In short, data is rapidly transforming into an actionable asset. Data scientists and data analysts alike benefit from cloud technologies that provide virtually unlimited amounts of compute resources. When organisations manage their data effectively, they will then be able to harness the full power of their data to create and implement new innovative technologies that will strengthen their businesses.
What are the key skill sets needed for today’s data scientist (technical and soft skills)?
Soon: On top of having the technical skills to derive findings and insights, the most critical skill set needed is the ability to engage with the business function, as the fundamental role of a data scientist is to be able to sell a particular outcome to a particular business stakeholder.
Some soft skills that are critical in ensuring the success of a data scientist include:
- Communication
Communication is a key skill for data scientists who must be able to relay complex numbers and theories in a manner that’s easy to understand. Data scientists must also ensure that they can articulate their findings to business decision makers clearly and constructively.
- Adaptabilityz
Tech trends and innovations are constantly shifting. Data scientists must be comfortable with change so that they can adapt and respond to business needs accordingly.
- Critical thinking
Critical thinking enables data scientists to analyse data objectively. Data scientists are better equipped to understand and interpret data to solve problems and implement new solutions.

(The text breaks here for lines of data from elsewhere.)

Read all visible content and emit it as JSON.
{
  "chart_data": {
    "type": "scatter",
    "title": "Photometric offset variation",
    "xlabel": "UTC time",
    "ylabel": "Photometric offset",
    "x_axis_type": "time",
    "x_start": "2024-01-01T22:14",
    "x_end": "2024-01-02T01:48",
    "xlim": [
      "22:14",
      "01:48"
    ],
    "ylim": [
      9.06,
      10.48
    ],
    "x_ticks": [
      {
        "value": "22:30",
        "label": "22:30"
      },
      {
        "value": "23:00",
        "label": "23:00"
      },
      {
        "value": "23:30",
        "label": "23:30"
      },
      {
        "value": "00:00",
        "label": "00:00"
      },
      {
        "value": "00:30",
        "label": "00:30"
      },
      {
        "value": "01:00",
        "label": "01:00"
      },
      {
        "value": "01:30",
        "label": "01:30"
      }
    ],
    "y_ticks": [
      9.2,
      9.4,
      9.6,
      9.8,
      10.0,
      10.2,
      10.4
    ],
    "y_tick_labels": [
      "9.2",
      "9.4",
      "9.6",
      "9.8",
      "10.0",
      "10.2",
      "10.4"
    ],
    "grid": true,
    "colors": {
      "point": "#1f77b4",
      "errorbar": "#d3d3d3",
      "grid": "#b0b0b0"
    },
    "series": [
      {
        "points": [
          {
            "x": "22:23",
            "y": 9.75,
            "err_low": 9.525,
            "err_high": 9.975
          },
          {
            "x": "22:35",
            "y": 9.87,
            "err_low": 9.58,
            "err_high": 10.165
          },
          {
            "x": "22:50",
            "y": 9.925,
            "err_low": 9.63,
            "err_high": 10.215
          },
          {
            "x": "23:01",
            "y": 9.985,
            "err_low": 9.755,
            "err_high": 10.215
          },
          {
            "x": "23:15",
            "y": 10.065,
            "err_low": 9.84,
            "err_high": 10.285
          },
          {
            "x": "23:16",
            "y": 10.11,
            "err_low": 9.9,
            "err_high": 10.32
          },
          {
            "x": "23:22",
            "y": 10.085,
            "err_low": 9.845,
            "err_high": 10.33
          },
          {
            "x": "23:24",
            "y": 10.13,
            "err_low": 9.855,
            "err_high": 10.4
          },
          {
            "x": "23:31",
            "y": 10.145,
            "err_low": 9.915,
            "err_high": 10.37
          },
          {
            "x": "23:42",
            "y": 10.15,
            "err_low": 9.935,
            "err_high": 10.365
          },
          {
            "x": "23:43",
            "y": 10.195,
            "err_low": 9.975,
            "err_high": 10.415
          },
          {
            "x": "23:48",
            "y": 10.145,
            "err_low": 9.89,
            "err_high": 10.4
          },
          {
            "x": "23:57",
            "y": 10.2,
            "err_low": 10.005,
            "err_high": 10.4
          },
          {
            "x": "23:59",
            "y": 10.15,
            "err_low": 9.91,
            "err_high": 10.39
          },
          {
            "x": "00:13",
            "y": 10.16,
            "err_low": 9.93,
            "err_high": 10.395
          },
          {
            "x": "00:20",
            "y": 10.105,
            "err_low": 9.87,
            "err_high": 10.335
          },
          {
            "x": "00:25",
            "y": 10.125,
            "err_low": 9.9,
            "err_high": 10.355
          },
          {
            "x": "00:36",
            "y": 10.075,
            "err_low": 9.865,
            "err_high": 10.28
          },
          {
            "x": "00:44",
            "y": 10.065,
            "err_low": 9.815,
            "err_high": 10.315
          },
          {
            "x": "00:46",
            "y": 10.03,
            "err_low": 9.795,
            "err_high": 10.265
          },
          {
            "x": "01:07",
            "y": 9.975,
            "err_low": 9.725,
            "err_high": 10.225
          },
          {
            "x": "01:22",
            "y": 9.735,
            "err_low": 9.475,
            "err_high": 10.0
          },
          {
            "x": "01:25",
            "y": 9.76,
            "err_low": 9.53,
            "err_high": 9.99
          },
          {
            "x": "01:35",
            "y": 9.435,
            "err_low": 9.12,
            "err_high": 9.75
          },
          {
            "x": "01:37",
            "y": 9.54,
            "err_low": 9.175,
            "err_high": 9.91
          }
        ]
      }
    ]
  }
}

In addition to the soft skills, the technical skills laid out below are essential in strengthening the success of a data scientist:
- Knowledge of analytical tools
With a secure foundational knowledge of analytical tools, data scientists will be able to extract useful insights out of clean and organised data sets.
- Business needs analysis
Successful data scientists can effectively identify and analyse real-world business problems, proposing relevant solutions for the company.
- Data visualization
A familiarity with data visualisation software enables data scientists to create graphs or charts that are used to share their findings and help others better understand the data.
How can the data science talent gap in Asia be plugged? Can a public-private partnership enable a strong pool of such talent to bridge the current gaps?
Soon: The data science talent gap in Asia appears to be widening. Although 100 percent of Singapore companies surveyed in the WEF Future of Skills Report indicated that they were looking to accelerate the digitalisation of work processes, only 77 percent of the active population have the necessary digital skills.
In Singapore, there are public-private partnerships that address talent gap challenges. For example, the IMDA TechSkills Accelerator (TeSA) offers various programs that support professionals to upgrade their existing skills and acquire new ones. In doing so, they encourage professionals to stay competitive amid the challenges of a fast-moving digital landscape.
A key initiative in Malaysia is the MyDigital Alliance Leadership Council, which was designed to drive digital skill adoption in Malaysia. Leaders in academia, civil society, and the public and private sectors are collaborating to bolster the country’s competitive digital workforce, enhancing employability through transformative policies for education and skilling. That being said, the Malaysia Digital Economy Blueprint requires more private sector engagement to achieve its goal over the next five to ten years.
The demand for skilled scientists in tech will only increase as the region increasingly digitalizes. APAC organizations need to understand the importance of not only solving their skill shortages but also keeping their current skilled scientists satisfied. In addition, governments in South-east Asia have started to be more open in terms of the data that they share. As a result, private companies can leverage data such as the census and socio-economic data to enhance their businesses as well as develop capabilities to monetise it.